I have a lot of love for librarians and what they do, but professional qualifications feel like gatekeeping just like when we have to pay ridiculous fees to publishers to access journals. Do I not get to identify as a professional without paying £££ and giving up my evenings and weekends for two years (if I do it part time, which I have to!). Why is that? Is that because other librarians who have done professional qualifications feel that because they did it, everyone else must do it too? Rights of passage are outdated, my friends. Just because something has always been a certain way… wait aren’t librarians always trying to be innovative and dynamic in their work? Then why not in the entryways to becoming a librarian?
A lot of people who disagree with me seem to be people who have already done it.

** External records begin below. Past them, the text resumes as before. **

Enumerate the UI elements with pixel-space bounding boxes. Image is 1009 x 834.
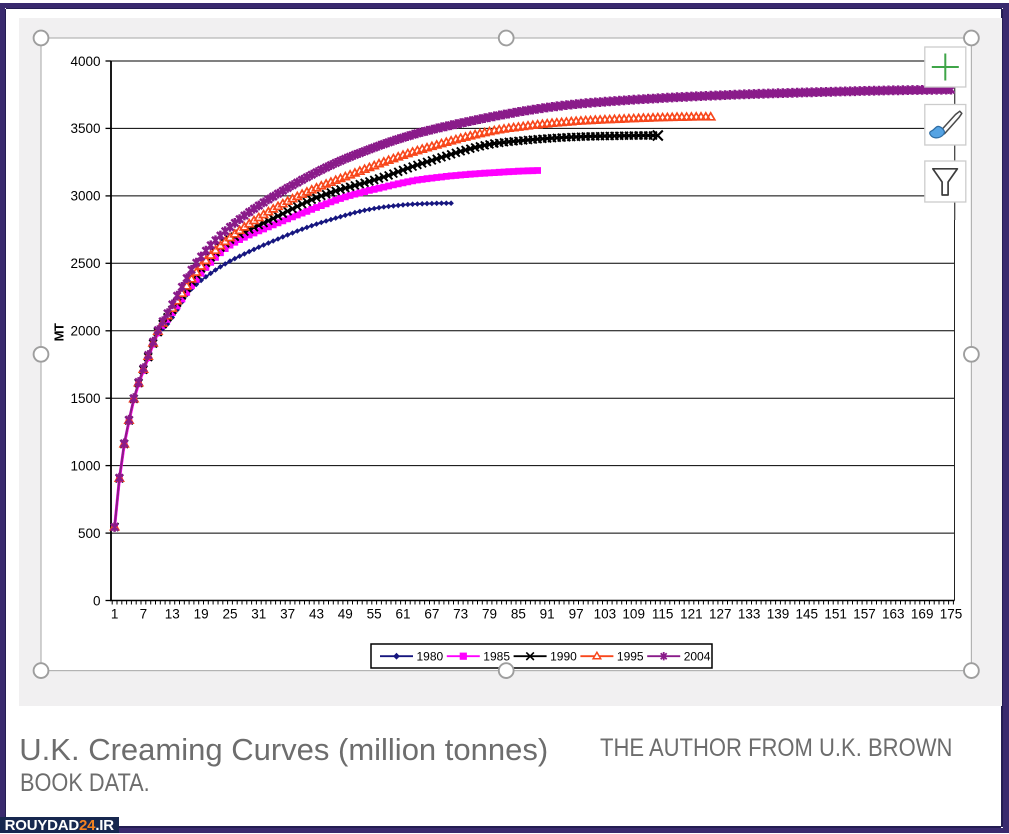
svg-text:1000: 1000	[70, 458, 100, 473]
svg-text:139: 139	[767, 607, 790, 622]
svg-text:55: 55	[367, 607, 382, 622]
svg-text:85: 85	[511, 607, 526, 622]
svg-text:MT: MT	[52, 323, 67, 341]
svg-text:1: 1	[111, 607, 119, 622]
svg-text:31: 31	[251, 607, 266, 622]
svg-text:1500: 1500	[70, 391, 100, 406]
svg-text:3500: 3500	[70, 121, 100, 136]
svg-text:97: 97	[569, 607, 584, 622]
svg-text:43: 43	[309, 607, 324, 622]
svg-text:13: 13	[165, 607, 180, 622]
svg-text:1985: 1985	[483, 650, 510, 664]
svg-text:2004: 2004	[684, 650, 711, 664]
svg-text:169: 169	[911, 607, 934, 622]
svg-text:25: 25	[222, 607, 237, 622]
svg-text:2500: 2500	[70, 256, 100, 271]
svg-text:1995: 1995	[617, 650, 644, 664]
svg-text:79: 79	[482, 607, 497, 622]
svg-text:3000: 3000	[70, 189, 100, 204]
svg-text:49: 49	[338, 607, 353, 622]
svg-text:19: 19	[194, 607, 209, 622]
svg-text:0: 0	[93, 593, 101, 608]
svg-text:2000: 2000	[70, 324, 100, 339]
svg-text:115: 115	[652, 607, 674, 622]
svg-text:121: 121	[680, 607, 703, 622]
svg-text:67: 67	[424, 607, 439, 622]
svg-text:109: 109	[622, 607, 645, 622]
svg-text:91: 91	[540, 607, 555, 622]
svg-text:175: 175	[940, 607, 963, 622]
svg-text:103: 103	[594, 607, 617, 622]
svg-text:133: 133	[738, 607, 761, 622]
svg-text:7: 7	[140, 607, 148, 622]
svg-text:37: 37	[280, 607, 295, 622]
svg-text:1980: 1980	[417, 650, 444, 664]
svg-text:500: 500	[78, 526, 101, 541]
svg-text:1990: 1990	[550, 650, 577, 664]
svg-text:73: 73	[453, 607, 468, 622]
svg-text:163: 163	[882, 607, 905, 622]
svg-text:151: 151	[824, 607, 847, 622]
svg-text:127: 127	[709, 607, 732, 622]
svg-text:61: 61	[395, 607, 410, 622]
svg-text:157: 157	[853, 607, 876, 622]
svg-text:4000: 4000	[70, 54, 100, 69]
svg-text:145: 145	[796, 607, 819, 622]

It’s like, they can’t see past their qualification and critique the system perhaps? Was your LIS MA worth it? Are you now a better person? Did it really make a difference or did you do it to tick a box? Do people who have LIS MA’s get to feel superior, what does the ‘Professional’ version of me look like? I know I did my Museum Studies MA because it felt like the last possible thing I hadn’t tried in my quest to work in museums, and because everywhere kept telling me, I had everything they wanted but the qualification. But what happens if getting the qualification crushes your spirit and passion for the area and ruins it for you? I certainly feel that my MA was transformative but I know if I could turn back time I would not repeat the experience. Masters courses can feel like a dangling golden carrot we offer people who want in to something.
I feel like I have often had to ‘come out’ at networking things as having not done the LIS MA and risk feeling like people may not take me seriously. How much emotional labour and work outside of work do I have to do to feel legit? If I don’t do one, will my peers judge me on the basis of not having one unfairly. Not having one can be for a lot of different reasons, many of which might come under the two ticks, many of which are just the sign of a person who isn’t privileged enough to access professional qualifications, for financial reasons, or lack of time, support, other life things. Do I undertake professional qualifications and become part of the system? Will doing one completely change my opinion of them and experience of the sector? I guess I will find out when I finish Chartership and if I do end up doing a PG Dip.